Today, I feel that no matter how much I heard about love through the written word, I heard nothing; even if I did, I did not listen. But when I heard it at seventeen, from Pakhi, melody flowed from flutes to fill the skies.

Yes, back at that distant age of seventeen, Pakhi had loved me. I can recollect her exact shape as I speak, she’s coming to life before my eyes. Black eyes. It was in those eyes that love was born, in those eyes that love lived its life; in those extremely conservative times, there was no other language available to us. I would be present as others talked amongst themselves, and so would she — but I cannot remember our having said a single word to one another then. Or perhaps that conversation of the eyes was a form of dialogue, one that sated whatever hunger we felt then. At least, we harbored no hope of anything more, nor did we have the opportunity for it.
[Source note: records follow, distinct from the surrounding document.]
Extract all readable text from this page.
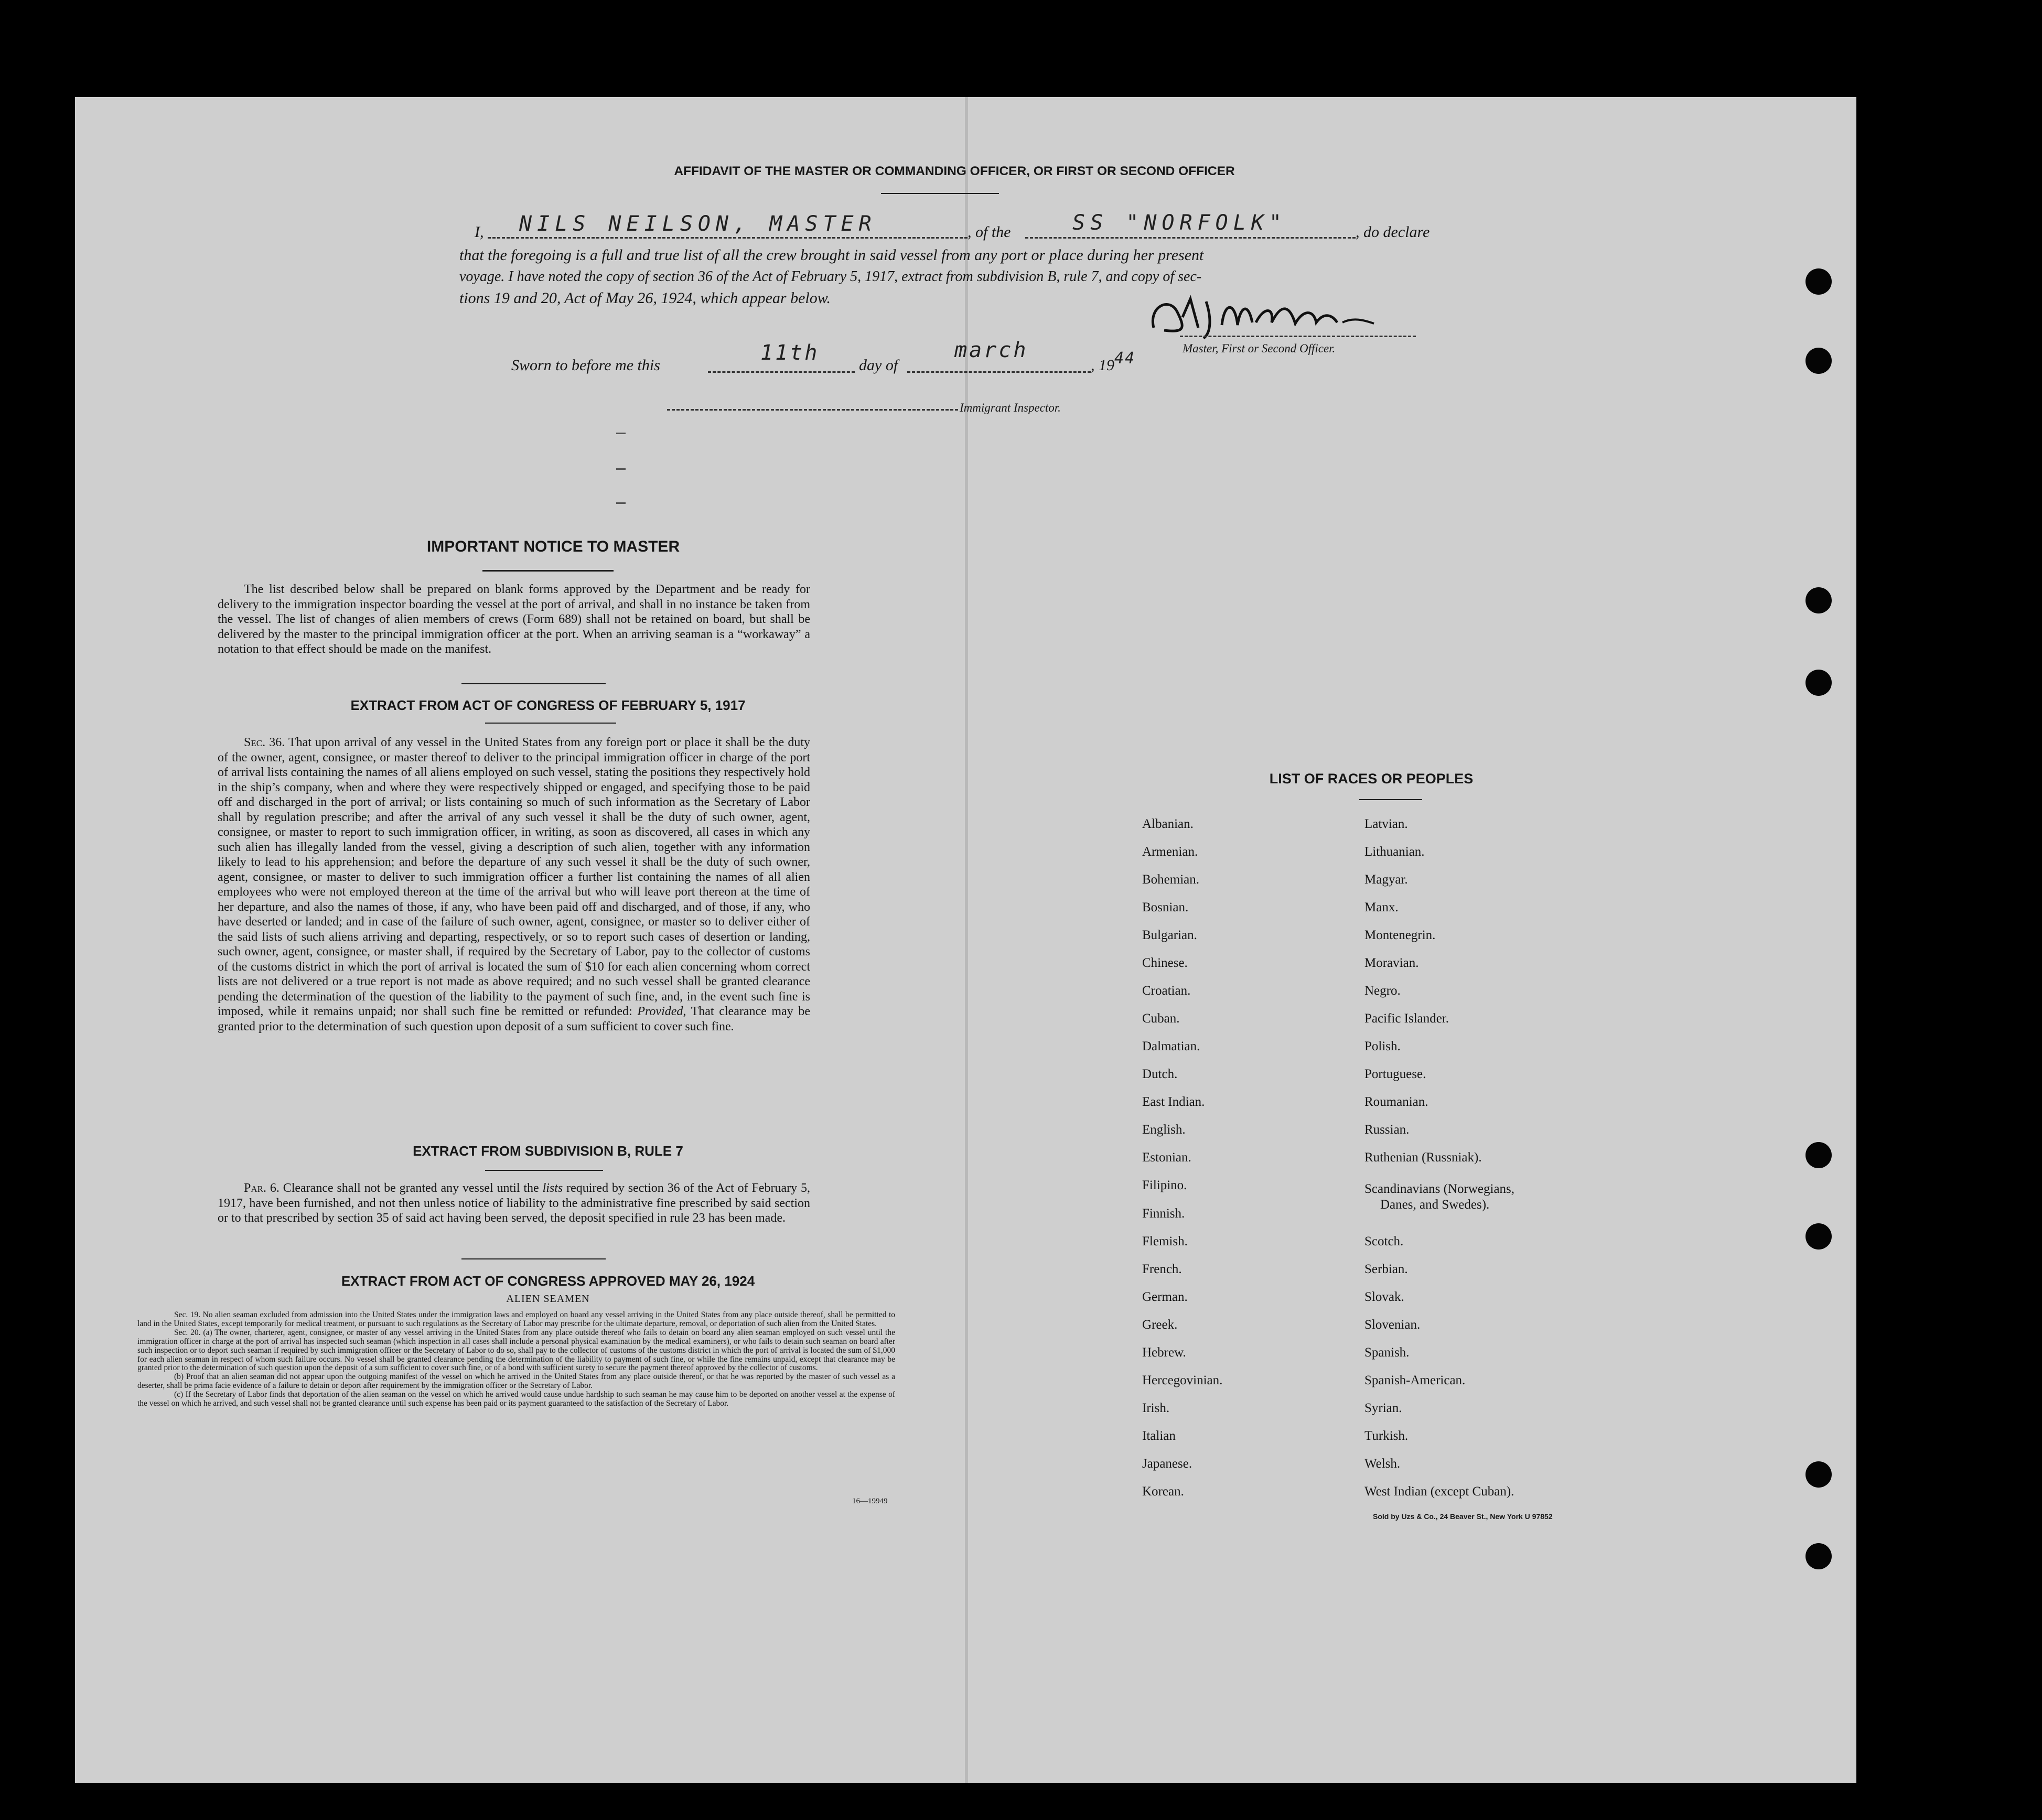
AFFIDAVIT OF THE MASTER OR COMMANDING OFFICER, OR FIRST OR SECOND OFFICER
I, NILS NEILSON, MASTER	, of the	SS "NORFOLK"	, do declare
that the foregoing is a full and true list of all the crew brought in said vessel from any port or place during her present
voyage. I have noted the copy of section 36 of the Act of February 5, 1917, extract from subdivision B, rule 7, and copy of sec-
tions 19 and 20, Act of May 26, 1924, which appear below.
Master, First or Second Officer.
Sworn to before me this
11th
day of
march
, 19 44
Immigrant Inspector.
IMPORTANT NOTICE TO MASTER
The list described below shall be prepared on blank forms approved by the Department and be ready for delivery to the immigration inspector boarding the vessel at the port of arrival, and shall in no instance be taken from the vessel. The list of changes of alien members of crews (Form 689) shall not be retained on board, but shall be delivered by the master to the principal immigration officer at the port. When an arriving seaman is a “workaway” a notation to that effect should be made on the manifest.
EXTRACT FROM ACT OF CONGRESS OF FEBRUARY 5, 1917
Sec. 36. That upon arrival of any vessel in the United States from any foreign port or place it shall be the duty of the owner, agent, consignee, or master thereof to deliver to the principal immigration officer in charge of the port of arrival lists containing the names of all aliens employed on such vessel, stating the positions they respectively hold in the ship’s company, when and where they were respectively shipped or engaged, and specifying those to be paid off and discharged in the port of arrival; or lists containing so much of such information as the Secretary of Labor shall by regulation prescribe; and after the arrival of any such vessel it shall be the duty of such owner, agent, consignee, or master to report to such immigration officer, in writing, as soon as discovered, all cases in which any such alien has illegally landed from the vessel, giving a description of such alien, together with any information likely to lead to his apprehension; and before the departure of any such vessel it shall be the duty of such owner, agent, consignee, or master to deliver to such immigration officer a further list containing the names of all alien employees who were not employed thereon at the time of the arrival but who will leave port thereon at the time of her departure, and also the names of those, if any, who have been paid off and discharged, and of those, if any, who have deserted or landed; and in case of the failure of such owner, agent, consignee, or master so to deliver either of the said lists of such aliens arriving and departing, respectively, or so to report such cases of desertion or landing, such owner, agent, consignee, or master shall, if required by the Secretary of Labor, pay to the collector of customs of the customs district in which the port of arrival is located the sum of $10 for each alien concerning whom correct lists are not delivered or a true report is not made as above required; and no such vessel shall be granted clearance pending the determination of the question of the liability to the payment of such fine, and, in the event such fine is imposed, while it remains unpaid; nor shall such fine be remitted or refunded: Provided, That clearance may be granted prior to the determination of such question upon deposit of a sum sufficient to cover such fine.
EXTRACT FROM SUBDIVISION B, RULE 7
Par. 6. Clearance shall not be granted any vessel until the lists required by section 36 of the Act of February 5, 1917, have been furnished, and not then unless notice of liability to the administrative fine prescribed by said section or to that prescribed by section 35 of said act having been served, the deposit specified in rule 23 has been made.
EXTRACT FROM ACT OF CONGRESS APPROVED MAY 26, 1924
ALIEN SEAMEN
Sec. 19. No alien seaman excluded from admission into the United States under the immigration laws and employed on board any vessel arriving in the United States from any place outside thereof, shall be permitted to land in the United States, except temporarily for medical treatment, or pursuant to such regulations as the Secretary of Labor may prescribe for the ultimate departure, removal, or deportation of such alien from the United States.
Sec. 20. (a) The owner, charterer, agent, consignee, or master of any vessel arriving in the United States from any place outside thereof who fails to detain on board any alien seaman employed on such vessel until the immigration officer in charge at the port of arrival has inspected such seaman (which inspection in all cases shall include a personal physical examination by the medical examiners), or who fails to detain such seaman on board after such inspection or to deport such seaman if required by such immigration officer or the Secretary of Labor to do so, shall pay to the collector of customs of the customs district in which the port of arrival is located the sum of $1,000 for each alien seaman in respect of whom such failure occurs. No vessel shall be granted clearance pending the determination of the liability to payment of such fine, or while the fine remains unpaid, except that clearance may be granted prior to the determination of such question upon the deposit of a sum sufficient to cover such fine, or of a bond with sufficient surety to secure the payment thereof approved by the collector of customs.
(b) Proof that an alien seaman did not appear upon the outgoing manifest of the vessel on which he arrived in the United States from any place outside thereof, or that he was reported by the master of such vessel as a deserter, shall be prima facie evidence of a failure to detain or deport after requirement by the immigration officer or the Secretary of Labor.
(c) If the Secretary of Labor finds that deportation of the alien seaman on the vessel on which he arrived would cause undue hardship to such seaman he may cause him to be deported on another vessel at the expense of the vessel on which he arrived, and such vessel shall not be granted clearance until such expense has been paid or its payment guaranteed to the satisfaction of the Secretary of Labor.
16—19949
LIST OF RACES OR PEOPLES
Albanian.
Armenian.
Bohemian.
Bosnian.
Bulgarian.
Chinese.
Croatian.
Cuban.
Dalmatian.
Dutch.
East Indian.
English.
Estonian.
Filipino.
Finnish.
Flemish.
French.
German.
Greek.
Hebrew.
Hercegovinian.
Irish.
Italian
Japanese.
Korean.
Latvian.
Lithuanian.
Magyar.
Manx.
Montenegrin.
Moravian.
Negro.
Pacific Islander.
Polish.
Portuguese.
Roumanian.
Russian.
Ruthenian (Russniak).
Scandinavians (Norwegians,
Danes, and Swedes).
Scotch.
Serbian.
Slovak.
Slovenian.
Spanish.
Spanish-American.
Syrian.
Turkish.
Welsh.
West Indian (except Cuban).
Sold by Uzs & Co., 24 Beaver St., New York U 97852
But this same Pakhi finally spoke one day — one night, on a winter night such as this one.

It was about three in the morning. Imagine a small town, the road cutting through an enormous field to one side, fog all over, and the pale radiance of a dented moon hanging in the sky. The play staged at the Railway Club had just ended — it was a major annual event — and every home was represented in the audience. The women were the eager ones, the majority of the men present merely escorts. That exalted post was mine for the night, despite my youth, simply by virtue of my being a male. While the elders were reluctant, there I was, jobless and without any examinations looming before me — entirely available in other words, which was why the womenfolk pinned me down. I wasn’t very keen, but in those days it was simpler to do something, even unwillingly, than to refuse.

The women still sat behind a screen back then, but there had never been anything to block out their voices. Even if I could not see them, I could hear them, their giggling, their conversations, their bickering over seats, their observations about the play, their admonitions to their children; a mix of peculiar cries. There was plenty of shouting on stage too. As I nodded off sleepily, I felt I was watching two different plays, no, three — for since I was sitting close to the stage I could hear the prompting too, not to mention the fact that Draupadi and Bhimsen could be seen smoking on the side, occasionally. This three-piece din went on and on, showing no signs of relenting — I kept dropping off every now and then — but the play simply would not come to an end.